The UK Asset Owner Stewardship Review has warned there is a misalignment and misunderstanding of the importance of stewardship between asset owners and asset managers – with the latter coming under the spotlight for their stewardship failings.
The review, brought together by the UK Asset Owner Roundtable, made up of leading asset owners and asset managers, offers five potential explanations for the misalignment.
The first reason is attributed to cultural/political misalignment. The participating asset owners are all UK based, while most participating asset managers are not, which may lead to a slight “cultural misalignment,” said the review.
The second reason is down to some misunderstanding as to the relevance of stewardship and voting, or the urgency of climate change as a key priority theme within stewardship.
The third reason is a misunderstanding of fiduciary duty itself. Therefore, following the prudent man rule, asset managers should target a high, or even “optimized return per unit of risk ratio,” commented the review.
Then there is a “conceptual disagreement” as to the most effective combination of stewardship processes. From the voting patterns revealed in the review, it is evident that some asset managers appear to see voting and engagement as mutually exclusive while others view it as much more complementary.
Finally, is to do with stewardship governance – as asset managers and/or financial firms owning them tend to have many “more commercial relationships with the issuers” than the asset owners whom the asset managers serve, said the review.
This means there are big challenges for the Asset Owner Roundtable to address going forward on the all-important issue of stewardship.

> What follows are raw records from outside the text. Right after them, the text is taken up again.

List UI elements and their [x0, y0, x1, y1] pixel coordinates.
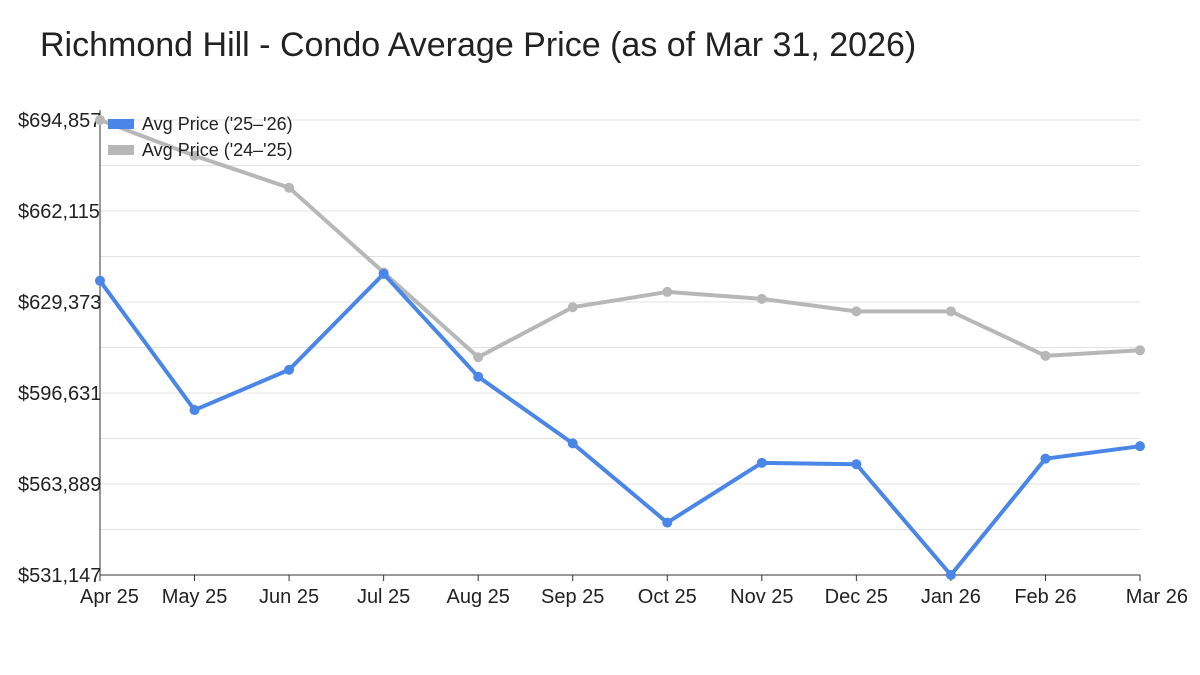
data-point — [95, 115, 105, 125]
data-point — [473, 352, 484, 363]
x-tick-label: Dec 25 — [825, 586, 888, 608]
x-tick-label: Jun 25 — [259, 586, 319, 608]
series-layer — [95, 115, 1145, 580]
legend: Avg Price ('25–'26) Avg Price ('24–'25) — [108, 114, 293, 160]
data-point — [473, 371, 484, 382]
legend-label: Avg Price ('25–'26) — [142, 114, 293, 134]
data-point — [95, 275, 105, 286]
y-tick-label: $694,857 — [18, 110, 101, 132]
data-point — [756, 293, 767, 304]
data-point — [567, 438, 578, 449]
legend-label: Avg Price ('24–'25) — [142, 140, 293, 160]
x-tick-label: Apr 25 — [80, 586, 139, 608]
data-point — [1135, 441, 1145, 452]
x-tick-label: Jan 26 — [921, 586, 981, 608]
axes: $531,147 $563,889 $596,631 $629,373 $662,115… — [18, 110, 1188, 608]
data-point — [945, 570, 956, 580]
x-tick-label: Nov 25 — [730, 586, 793, 608]
data-point — [1040, 453, 1051, 464]
grid-lines — [100, 119, 1140, 530]
chart-title: Richmond Hill - Condo Average Price (as … — [40, 26, 917, 64]
x-tick-label: Aug 25 — [446, 586, 509, 608]
data-point — [1135, 345, 1145, 356]
y-tick-label: $629,373 — [18, 292, 101, 314]
data-point — [284, 364, 295, 375]
y-tick-label: $662,115 — [18, 201, 100, 223]
x-tick-label: Sep 25 — [541, 586, 604, 608]
data-point — [662, 517, 673, 528]
data-point — [189, 150, 200, 161]
x-tick-label: May 25 — [162, 586, 228, 608]
x-tick-label: Feb 26 — [1014, 586, 1076, 608]
series-line — [98, 118, 1142, 360]
data-point — [189, 405, 200, 416]
legend-swatch — [108, 119, 134, 129]
y-tick-label: $531,147 — [18, 565, 101, 587]
y-tick-label: $563,889 — [18, 474, 101, 496]
legend-swatch — [108, 145, 134, 155]
data-point — [945, 306, 956, 317]
data-point — [567, 302, 578, 313]
x-tick-label: Jul 25 — [357, 586, 410, 608]
data-point — [756, 457, 767, 468]
series-line — [98, 271, 1142, 577]
x-tick-label: Mar 26 — [1126, 586, 1188, 608]
data-point — [662, 286, 673, 297]
data-point — [378, 268, 389, 279]
data-point — [851, 459, 862, 470]
y-tick-label: $596,631 — [18, 383, 101, 405]
x-tick-label: Oct 25 — [638, 586, 697, 608]
data-point — [851, 306, 862, 317]
data-point — [284, 182, 295, 193]
data-point — [1040, 350, 1051, 361]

The aim of review has been defined as the need to understand how “asset owners’ long-term interests have been served by their managers” when exercising their stewardship and proxy voting at major oil and gas companies within the global universe of the Transition Pathway Initiative (TPI).
Specifically, UK asset owners have been concerned that despite unequivocal warnings from the United Nations and the Intergovernmental Panel on Climate Change about the risks of delayed action on climate change, short-term interests of asset managers may be trumping long-term interests of pension funds.
To address these concerns the review explored two crucial areas.
First, it studied the actual votes cast by asset managers between 2015 and 2023 for TPI universe oil and gas companies and correlated them with the equal weighted average of asset owner voting as contributed by the 10 participating asset owners.
Second, it reviewed the voting rationales provided by asset owners, with asset managers misaligned with asset owners.
Here the review revealed three trends. One, only selected asset managers “publicly reason” like asset owners.
Two, some asset managers somehow see voting and ESG engagement as mutually exclusive and appear to fear the loss of access to management if they voted against management.
And third, among asset managers, there appears to be a substantial divergence as to their interpretation of shareholders’ and even society’s interests.
The study also reviewed the ESG engagement success across all relevant issuers, which revealed three different engagement processes.
The first is so called “textbook style,” based on persistent, long duration, large-scale engagement with substantial progress.
Second is a “quick fix style,” with engagements characterised by less consistency, shorter duration, and more mixed progress.
Third are the engagements defined as “jumping the bandwagon style,” as they appear to target only firms that already have been improved.
To address these points the Asset Owner Roundtable has set out three areas to address.
The first is to explore the potential for extending this research to cover US asset owners.
Two, having one-to-one meetings between the UK Asset Owner Roundtable’s members and their investment managers to discuss those manager voting decisions at global oil-and-gas company AGMs.
And three, set out stewardship expectations for asset managers that will be developed by the UK Asset Owner Roundtable.
Leanne Clements, head of responsible investment for The People’s Partnership, provider of The People’s Pension, and member of the roundtable, said of the findings: “We have reached an impasse with respect to net-zero stewardship and we are running out of time.”
She therefore added: “Urgent action is needed from the entire stewardship chain to address the misalignment issue identified in this research. A complete dismantling of failed status quo approaches to stewardship is needed by the fund management industry, with voting escalation not seen as a last resort approach used on an exceptions basis, but rather a powerful signal to companies of what investors expect of them.”
She also warned of the consequences of failing to address these issues. “A continued lack of industry action will seriously undermine the financial sector’s ability to deliver not only its own net zero commitments, but more importantly, better outcomes for savers,” Clements said.
Faith Ward, chief responsible investment officer at Brunel Pension Partnership, and also a roundtable member, added: “I am optimistic about the practical steps discussed, and the willingness of participants in the process to address the perceived gap verified by this report.”